Ici encore nous sommes confrontés à l’obligation de remplacer « éthiques » par « politiques » ou « théories du droit », sauf à rejeter l’affirmation comme hors sujet. Sa phrase ainsi reformulée serait donc :
« Nombre de théories du droit universelles peuvent être élaborées — et l’ont d’ailleurs été —, qui ne mèneraient nullement l’humanité à sa perte. »
Nous aimerions bien savoir lesquelles, et dans l’expectative, nous en sommes réduits à étudier le seul cas (fictif de surcroît) que nous soumet Drieu, et que j’appelle dans la suite la « théorie du 85-15 » :
« Par exemple, une éthique qui disposerait que chacun est propriétaire de soi et d’une partie de ce qu’il produit, mettons 85%, le reste allant à la communauté ».
A première vue, voilà effectivement quelque chose qui ressemble à une théorie du droit universelle, rivale donc de la théorie authentique du droit naturel. Mais un examen minutieux nous révèle qu’il n’en est rien. Il n’est pas inutile de s’appesantir dessus pour montrer le nombre d’obstacles qui surgissent lorsqu’on essaye de formuler ainsi, ex-nihilo, une théorie du droit.
Tout d’abord, on ne peut pas « mesurer » la production, chose pourtant nécessaire pour la partager en deux parties de 85% et 15%. Que veut dire « redistribuer 15% » d’une automobile, ou d’une consultation d’avocat ? Que signifie « redistribuer 15% » de la production d’un commerçant, qui consiste à déplacer un objet d’un lieu vers un autre ? Malgré toute la bonne volonté du monde, il n’y a pas de réponse à ces questions et la théorie du 85-15 s’écroule immédiatement sans autre forme de procès. Il suffit de considérer la nature de la production, qui est production d’information, pour comprendre d’emblée l’échec de toute tentative objective de redistribution –même volontaire- fondée sur des critères quantitatifs : couper en deux une information ne fait pas deux informations plus petites. Cela peut faire n’importe quoi, et en général rien du tout : l’information est purement et simplement détruite. Le problème ne se pose pas pour la théorie (authentique) du droit naturel, qui ne nécessite aucune hypothèse sur la nature de la valeur.
Bien que la théorie du 85-15 soit à ce stade réduite à néant, la psychologie nous enseigne qu’il peut être utile d’exhiber plusieurs preuves pour emporter l’adhésion, même si en toute logique une seule devrait suffire.

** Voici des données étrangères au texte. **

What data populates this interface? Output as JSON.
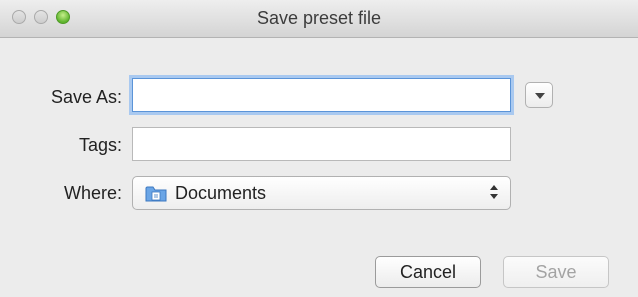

On peut donc tenter de contourner le problème en modifiant les termes de l’énoncé, par exemple en remplaçant « production » par « revenu tiré de la production ». C’est assez différent, dans le principe puisque le prix n’est pas la valeur, et dans l’assiette parce que la production non échangée n’apparaît plus dans le calcul. Mais d’autres problèmes surgissent. Il faut par exemple que le revenu en question soit monétaire, pour qu’il puisse être chiffré. Par conséquent, cette théorie du droit ne serait applicable qu’aux sociétés où existent des monnaies d’échange. Elle ne dit rien des autres types d’organisation. Elle n’est donc pas universelle.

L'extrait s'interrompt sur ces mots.